The first retail clinic was established in the Minneapolis-St.Paul area in 2000. Run by QuickMedx, it eventually was bought by CVS to become a MinuteClinic. It was cash only, offering testing and treatment for strep throat, mono and minor infections. Retail clinics have evolved since then, but they remain different from urgent care centers, which have certified physicians on staff and can do more testing, like X-rays.

Catering to a specific population

Dr. Yasmin Meah, director of the East Harlem Health Outreach Partnership, a free clinic run by students at the Icahn School of Medicine at Mount Sinai in New York, said her clinic’s patients were too impoverished and in too poor health to seek out care at retail clinics. “In general, retail clinics are not an option for patients who come to free clinics,” she said, as most come without health insurance and with chronic illnesses that for years have not been well monitored. “For the uninsured, I don’t know if these are going to be a great access point” for health care, she said of retail clinics. “If they went to a clinic, their care would be so fragmented, and the context of their illness wouldn’t be accounted for.”

Patients who do look to retail clinics for care tend to be relatively healthy. That means retail clinics could be important points of access, especially in rural areas.

“The idea that retail clinics are preferentially serving those who are usually underserved is not borne out in the data,” said Dr. Ateeve Mehrotra, an adjunct policy analyst at Rand Corp. and an associate professor in the Department of Health Care Policy at Harvard Medical School in Massachusetts.

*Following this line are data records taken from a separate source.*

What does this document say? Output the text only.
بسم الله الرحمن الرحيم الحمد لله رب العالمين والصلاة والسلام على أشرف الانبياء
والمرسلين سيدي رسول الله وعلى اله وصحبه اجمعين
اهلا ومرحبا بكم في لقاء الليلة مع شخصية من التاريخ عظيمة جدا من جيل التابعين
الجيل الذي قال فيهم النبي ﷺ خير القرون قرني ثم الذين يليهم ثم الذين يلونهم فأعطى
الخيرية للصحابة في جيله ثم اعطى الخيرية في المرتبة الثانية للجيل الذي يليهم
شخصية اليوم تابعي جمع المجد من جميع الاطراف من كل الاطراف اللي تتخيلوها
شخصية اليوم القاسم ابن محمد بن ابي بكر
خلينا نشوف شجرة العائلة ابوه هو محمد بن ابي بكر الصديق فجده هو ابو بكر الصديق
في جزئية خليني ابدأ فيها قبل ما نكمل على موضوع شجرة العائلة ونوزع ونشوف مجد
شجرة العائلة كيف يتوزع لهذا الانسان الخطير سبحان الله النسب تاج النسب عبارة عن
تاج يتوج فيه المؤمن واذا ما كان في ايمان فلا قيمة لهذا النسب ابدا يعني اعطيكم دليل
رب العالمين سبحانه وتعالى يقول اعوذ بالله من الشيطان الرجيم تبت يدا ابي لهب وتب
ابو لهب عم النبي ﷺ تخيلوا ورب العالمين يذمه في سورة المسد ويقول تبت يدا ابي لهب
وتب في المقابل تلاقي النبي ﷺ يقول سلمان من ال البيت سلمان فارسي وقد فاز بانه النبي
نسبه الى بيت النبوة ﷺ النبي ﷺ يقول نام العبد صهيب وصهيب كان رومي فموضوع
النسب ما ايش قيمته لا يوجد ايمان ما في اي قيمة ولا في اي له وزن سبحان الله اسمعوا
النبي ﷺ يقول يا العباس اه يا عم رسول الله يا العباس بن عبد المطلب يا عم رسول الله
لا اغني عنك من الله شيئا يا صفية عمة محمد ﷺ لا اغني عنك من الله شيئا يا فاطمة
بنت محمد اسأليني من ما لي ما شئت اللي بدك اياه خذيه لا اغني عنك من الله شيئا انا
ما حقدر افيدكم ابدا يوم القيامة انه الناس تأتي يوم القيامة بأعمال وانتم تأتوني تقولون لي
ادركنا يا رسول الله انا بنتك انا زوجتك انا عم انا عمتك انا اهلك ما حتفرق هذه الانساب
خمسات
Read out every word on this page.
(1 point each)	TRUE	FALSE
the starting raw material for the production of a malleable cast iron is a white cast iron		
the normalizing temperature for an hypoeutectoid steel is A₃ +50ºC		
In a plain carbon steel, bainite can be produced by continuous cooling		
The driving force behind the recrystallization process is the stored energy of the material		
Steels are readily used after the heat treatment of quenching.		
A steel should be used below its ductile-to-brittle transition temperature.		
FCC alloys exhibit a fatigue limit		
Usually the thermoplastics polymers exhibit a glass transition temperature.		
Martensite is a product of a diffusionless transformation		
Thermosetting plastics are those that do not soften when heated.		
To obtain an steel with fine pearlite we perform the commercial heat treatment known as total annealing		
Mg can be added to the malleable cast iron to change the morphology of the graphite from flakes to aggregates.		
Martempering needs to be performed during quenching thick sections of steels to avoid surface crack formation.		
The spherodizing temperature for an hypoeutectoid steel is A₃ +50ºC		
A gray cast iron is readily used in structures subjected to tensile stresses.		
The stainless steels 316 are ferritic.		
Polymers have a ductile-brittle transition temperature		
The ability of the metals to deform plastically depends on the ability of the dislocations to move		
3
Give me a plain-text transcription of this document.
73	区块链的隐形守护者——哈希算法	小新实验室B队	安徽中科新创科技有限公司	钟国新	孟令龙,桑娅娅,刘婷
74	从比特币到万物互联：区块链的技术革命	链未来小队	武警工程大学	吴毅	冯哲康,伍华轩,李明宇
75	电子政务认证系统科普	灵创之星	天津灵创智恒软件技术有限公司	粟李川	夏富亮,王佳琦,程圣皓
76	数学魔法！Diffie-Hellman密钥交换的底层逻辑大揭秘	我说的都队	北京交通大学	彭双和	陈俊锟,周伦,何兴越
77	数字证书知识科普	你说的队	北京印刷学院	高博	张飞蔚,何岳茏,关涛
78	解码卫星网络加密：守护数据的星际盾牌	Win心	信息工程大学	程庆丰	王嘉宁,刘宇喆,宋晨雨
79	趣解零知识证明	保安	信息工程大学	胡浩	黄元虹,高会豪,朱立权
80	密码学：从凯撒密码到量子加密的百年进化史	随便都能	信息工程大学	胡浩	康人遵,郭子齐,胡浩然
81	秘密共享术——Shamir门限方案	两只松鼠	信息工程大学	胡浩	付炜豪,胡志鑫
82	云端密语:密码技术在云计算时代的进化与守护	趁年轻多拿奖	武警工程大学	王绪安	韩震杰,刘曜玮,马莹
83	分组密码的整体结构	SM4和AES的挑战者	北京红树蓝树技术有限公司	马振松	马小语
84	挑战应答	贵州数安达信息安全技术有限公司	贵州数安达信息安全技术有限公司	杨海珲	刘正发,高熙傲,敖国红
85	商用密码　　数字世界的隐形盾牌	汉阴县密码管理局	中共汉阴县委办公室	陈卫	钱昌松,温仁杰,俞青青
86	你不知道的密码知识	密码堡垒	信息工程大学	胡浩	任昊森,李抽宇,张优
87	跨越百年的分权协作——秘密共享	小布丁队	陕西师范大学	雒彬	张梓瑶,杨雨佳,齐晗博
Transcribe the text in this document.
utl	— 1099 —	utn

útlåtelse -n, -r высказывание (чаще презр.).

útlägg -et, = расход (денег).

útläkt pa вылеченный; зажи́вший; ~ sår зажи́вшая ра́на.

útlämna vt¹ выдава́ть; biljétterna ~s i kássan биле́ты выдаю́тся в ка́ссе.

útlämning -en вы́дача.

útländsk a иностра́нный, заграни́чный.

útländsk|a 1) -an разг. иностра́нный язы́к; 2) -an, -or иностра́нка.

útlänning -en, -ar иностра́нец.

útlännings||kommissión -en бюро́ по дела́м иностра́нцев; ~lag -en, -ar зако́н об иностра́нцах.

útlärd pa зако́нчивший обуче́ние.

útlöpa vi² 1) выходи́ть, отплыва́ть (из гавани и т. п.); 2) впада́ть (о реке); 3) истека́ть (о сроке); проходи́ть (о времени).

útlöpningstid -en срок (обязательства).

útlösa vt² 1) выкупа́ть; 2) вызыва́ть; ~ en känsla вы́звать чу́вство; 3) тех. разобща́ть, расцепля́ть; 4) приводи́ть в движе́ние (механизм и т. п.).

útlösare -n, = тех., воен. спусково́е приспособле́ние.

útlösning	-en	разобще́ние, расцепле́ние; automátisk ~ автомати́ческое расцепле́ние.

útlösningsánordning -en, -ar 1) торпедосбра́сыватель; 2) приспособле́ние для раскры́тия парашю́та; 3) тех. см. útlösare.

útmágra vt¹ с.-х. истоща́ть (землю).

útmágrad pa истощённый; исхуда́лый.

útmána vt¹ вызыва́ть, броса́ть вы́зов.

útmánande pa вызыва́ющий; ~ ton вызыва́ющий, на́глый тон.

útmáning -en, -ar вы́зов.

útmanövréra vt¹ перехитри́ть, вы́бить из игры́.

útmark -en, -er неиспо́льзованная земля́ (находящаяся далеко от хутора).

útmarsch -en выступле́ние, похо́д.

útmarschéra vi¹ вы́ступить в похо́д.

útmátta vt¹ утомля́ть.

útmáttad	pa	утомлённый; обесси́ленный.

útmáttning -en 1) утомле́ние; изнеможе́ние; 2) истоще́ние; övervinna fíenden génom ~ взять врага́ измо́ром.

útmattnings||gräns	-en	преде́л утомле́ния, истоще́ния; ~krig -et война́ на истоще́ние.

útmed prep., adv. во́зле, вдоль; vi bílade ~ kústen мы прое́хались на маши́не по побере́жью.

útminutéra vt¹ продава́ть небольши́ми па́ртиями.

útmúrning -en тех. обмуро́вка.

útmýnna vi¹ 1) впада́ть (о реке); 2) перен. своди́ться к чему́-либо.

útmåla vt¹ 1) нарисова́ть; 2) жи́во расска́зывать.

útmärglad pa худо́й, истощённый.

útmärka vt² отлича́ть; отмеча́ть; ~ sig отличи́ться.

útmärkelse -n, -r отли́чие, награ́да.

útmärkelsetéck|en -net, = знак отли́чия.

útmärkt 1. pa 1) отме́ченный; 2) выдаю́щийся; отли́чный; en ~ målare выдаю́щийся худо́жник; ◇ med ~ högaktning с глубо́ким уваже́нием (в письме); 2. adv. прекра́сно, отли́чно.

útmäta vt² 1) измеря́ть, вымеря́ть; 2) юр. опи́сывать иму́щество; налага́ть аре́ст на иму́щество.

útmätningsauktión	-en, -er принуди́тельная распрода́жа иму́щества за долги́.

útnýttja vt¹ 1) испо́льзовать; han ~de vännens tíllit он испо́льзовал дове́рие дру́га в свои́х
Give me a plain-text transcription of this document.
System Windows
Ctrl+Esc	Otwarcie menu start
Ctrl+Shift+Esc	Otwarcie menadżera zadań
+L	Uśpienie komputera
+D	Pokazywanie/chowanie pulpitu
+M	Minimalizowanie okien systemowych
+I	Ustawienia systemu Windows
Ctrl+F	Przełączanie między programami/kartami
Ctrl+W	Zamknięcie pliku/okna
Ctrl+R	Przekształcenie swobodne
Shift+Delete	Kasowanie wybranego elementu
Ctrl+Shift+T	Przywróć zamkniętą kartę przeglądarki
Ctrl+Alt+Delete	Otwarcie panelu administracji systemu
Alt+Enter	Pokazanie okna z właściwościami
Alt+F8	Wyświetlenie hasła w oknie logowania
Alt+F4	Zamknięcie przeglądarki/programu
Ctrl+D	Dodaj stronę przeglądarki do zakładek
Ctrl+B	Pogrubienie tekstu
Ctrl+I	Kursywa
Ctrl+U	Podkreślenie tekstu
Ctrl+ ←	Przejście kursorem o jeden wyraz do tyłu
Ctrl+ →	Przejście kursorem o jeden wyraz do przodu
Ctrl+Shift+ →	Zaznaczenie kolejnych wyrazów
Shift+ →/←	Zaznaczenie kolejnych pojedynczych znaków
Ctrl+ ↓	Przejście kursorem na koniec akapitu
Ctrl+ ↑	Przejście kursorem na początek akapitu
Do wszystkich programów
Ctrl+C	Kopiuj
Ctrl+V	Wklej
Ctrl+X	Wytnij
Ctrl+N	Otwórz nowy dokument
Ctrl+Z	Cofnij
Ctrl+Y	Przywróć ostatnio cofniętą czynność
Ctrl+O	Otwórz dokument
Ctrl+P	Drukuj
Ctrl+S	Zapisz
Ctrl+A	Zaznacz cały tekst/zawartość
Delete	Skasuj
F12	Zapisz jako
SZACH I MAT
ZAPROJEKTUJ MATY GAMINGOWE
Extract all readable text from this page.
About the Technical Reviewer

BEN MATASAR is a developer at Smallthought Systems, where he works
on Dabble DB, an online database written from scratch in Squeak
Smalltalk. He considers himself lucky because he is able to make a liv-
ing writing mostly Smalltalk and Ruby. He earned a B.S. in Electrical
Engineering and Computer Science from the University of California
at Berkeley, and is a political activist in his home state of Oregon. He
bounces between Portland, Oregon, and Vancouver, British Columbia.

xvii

If a genuinely sick person went to a retail clinic instead of a doctor or the emergency room, money would be saved, he said. But if a person went to a retail clinic for an ailment that a clinic or doctor couldn’t cure, like a cold, then they would increase spending. Like at doctors’ offices, “the majority of the conditions that are being treated at a retail clinic are self-limiting illnesses that would’ve gotten better on their own,” he said. No concrete answers have been found, he said, but “that is one of the concerns I have.”